As the apartment recovery hits the four-year mark, vacancy seems to have flatted out, according to the second-quarter apartment market report form New York-based research firm Reis. National vacancy, which went unchanged in the second quarter at 4.1 percent, sits 390 basis points below its peak of eight percent in late 2009.

“At 4.1-percent, the national vacancy rate remains low by historical standards,” says Reis Senior Economist Ryan Severino in a report that accompanied the results. “The only time vacancy in the U.S. was lower was during the boom-and-bust days of 1999 and 2000.”

Asking and effective rents increased 0.8 percent versus the first quarter as the cold strain, which hit most of the country, broke. On a year-over-year basis, asking and effective rents grew by 3.2-percent and 3.4-percent, respectively (up 3.1 and 3.3-percent from 2013).

“Rents continue to reach record-high nominal levels while the labor market, though strengthening, can only muster income growth of approximately two percent,” Severino says. “This is about on par with inflation and when combined with record-high rents limits the ability of landlords to push for large rent increases. Nonetheless, landlords continue to extract whatever rent increases they can out of their tenants causing rents to inch slowly higher.”

The improving weather in the second quarter also spurred new construction. With 33,210 units of new supply, it was the strongest second quarter since 2009—when developers were still finishing out their pre-recession pipelines. Reis expects the apartment market to see the most new units since booming days of 1999. Overall, the sector absorbed 35,102 units compared to 40,853 in the second quarter of 2013.

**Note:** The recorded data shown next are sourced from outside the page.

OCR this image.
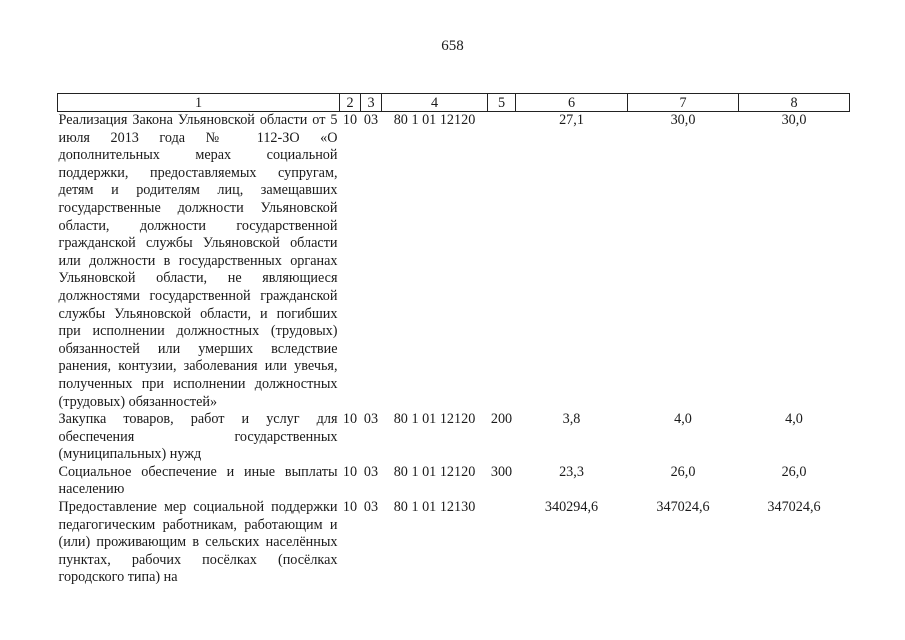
658
1	2	3	4	5	6	7	8
Реализация Закона Ульяновской области от 5 июля 2013 года № 112-ЗО «О дополнительных мерах социальной поддержки, предоставляемых супругам, детям и родителям лиц, замещавших государственные должности Ульяновской области, должности государственной гражданской службы Ульяновской области или должности в государственных органах Ульяновской области, не являющиеся должностями государственной гражданской службы Ульяновской области, и погибших при исполнении должностных (трудовых) обязанностей или умерших вследствие ранения, контузии, заболевания или увечья, полученных при исполнении должностных (трудовых) обязанностей»	10	03	80 1 01 12120		27,1	30,0	30,0
Закупка товаров, работ и услуг для обеспечения государственных (муниципальных) нужд	10	03	80 1 01 12120	200	3,8	4,0	4,0
Социальное обеспечение и иные выплаты населению	10	03	80 1 01 12120	300	23,3	26,0	26,0
Предоставление мер социальной поддержки педагогическим работникам, работающим и (или) проживающим в сельских населённых пунктах, рабочих посёлках (посёлках городского типа) на	10	03	80 1 01 12130		340294,6	347024,6	347024,6
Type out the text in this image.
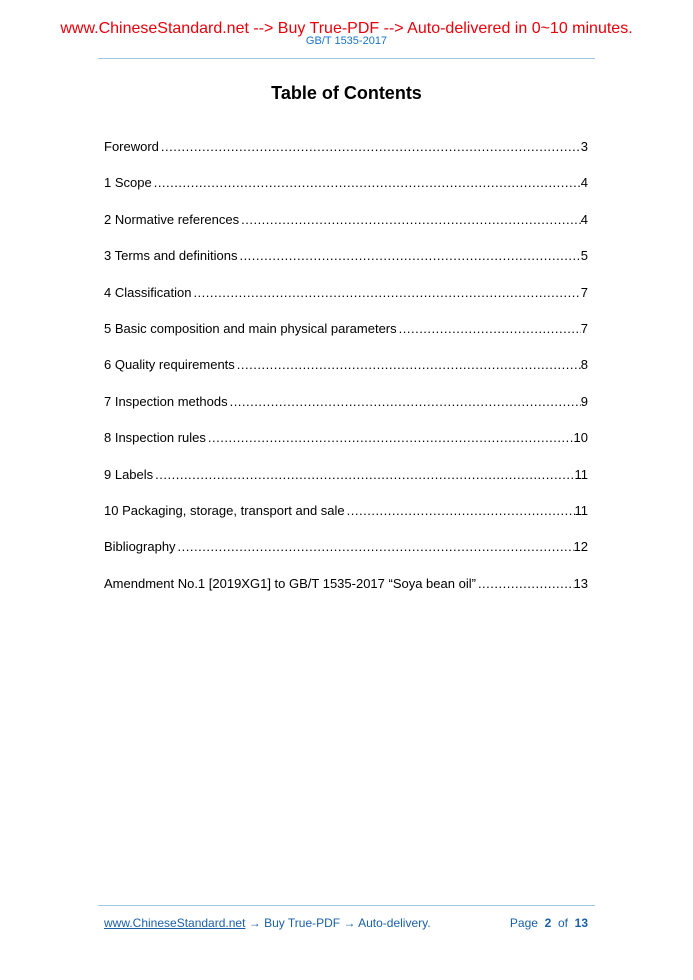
www.ChineseStandard.net --> Buy True-PDF --> Auto-delivered in 0~10 minutes.
GB/T 1535-2017
Table of Contents
Foreword .....	3
1 Scope .....	4
2 Normative references .....	4
3 Terms and definitions .....	5
4 Classification .....	7
5 Basic composition and main physical parameters .....	7
6 Quality requirements .....	8
7 Inspection methods .....	9
8 Inspection rules .....	10
9 Labels .....	11
10 Packaging, storage, transport and sale .....	11
Bibliography .....	12
Amendment No.1 [2019XG1] to GB/T 1535-2017 “Soya bean oil” .....	13
www.ChineseStandard.net → Buy True-PDF → Auto-delivery.	Page 2 of 13
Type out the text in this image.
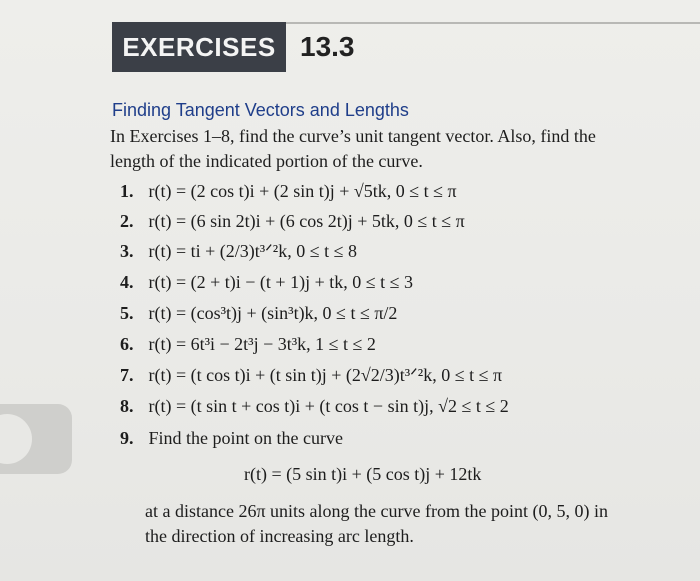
EXERCISES 13.3
Finding Tangent Vectors and Lengths
In Exercises 1–8, find the curve’s unit tangent vector. Also, find the
length of the indicated portion of the curve.
1. r(t) = (2 cos t)i + (2 sin t)j + √5tk, 0 ≤ t ≤ π
2. r(t) = (6 sin 2t)i + (6 cos 2t)j + 5tk, 0 ≤ t ≤ π
3. r(t) = ti + (2/3)t³ᐟ²k, 0 ≤ t ≤ 8
4. r(t) = (2 + t)i − (t + 1)j + tk, 0 ≤ t ≤ 3
5. r(t) = (cos³t)j + (sin³t)k, 0 ≤ t ≤ π/2
6. r(t) = 6t³i − 2t³j − 3t³k, 1 ≤ t ≤ 2
7. r(t) = (t cos t)i + (t sin t)j + (2√2/3)t³ᐟ²k, 0 ≤ t ≤ π
8. r(t) = (t sin t + cos t)i + (t cos t − sin t)j, √2 ≤ t ≤ 2
9. Find the point on the curve
r(t) = (5 sin t)i + (5 cos t)j + 12tk
at a distance 26π units along the curve from the point (0, 5, 0) in
the direction of increasing arc length.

“What is a bit unusual during this particular cycle is that, although new supply is likely to exceed the level of demand, demand should nonetheless remain relatively strong given the large number of young, single potential renters,” Severino says. “In previous cycles, the national vacancy rate has usually been pushed up by dwindling net absorption as the economy slows down and then heads into a recession just as construction is accelerating. We do not foresee a recession over the next few years even though we do forecast an increase in vacancy, making this phase of the cycle somewhat unique.”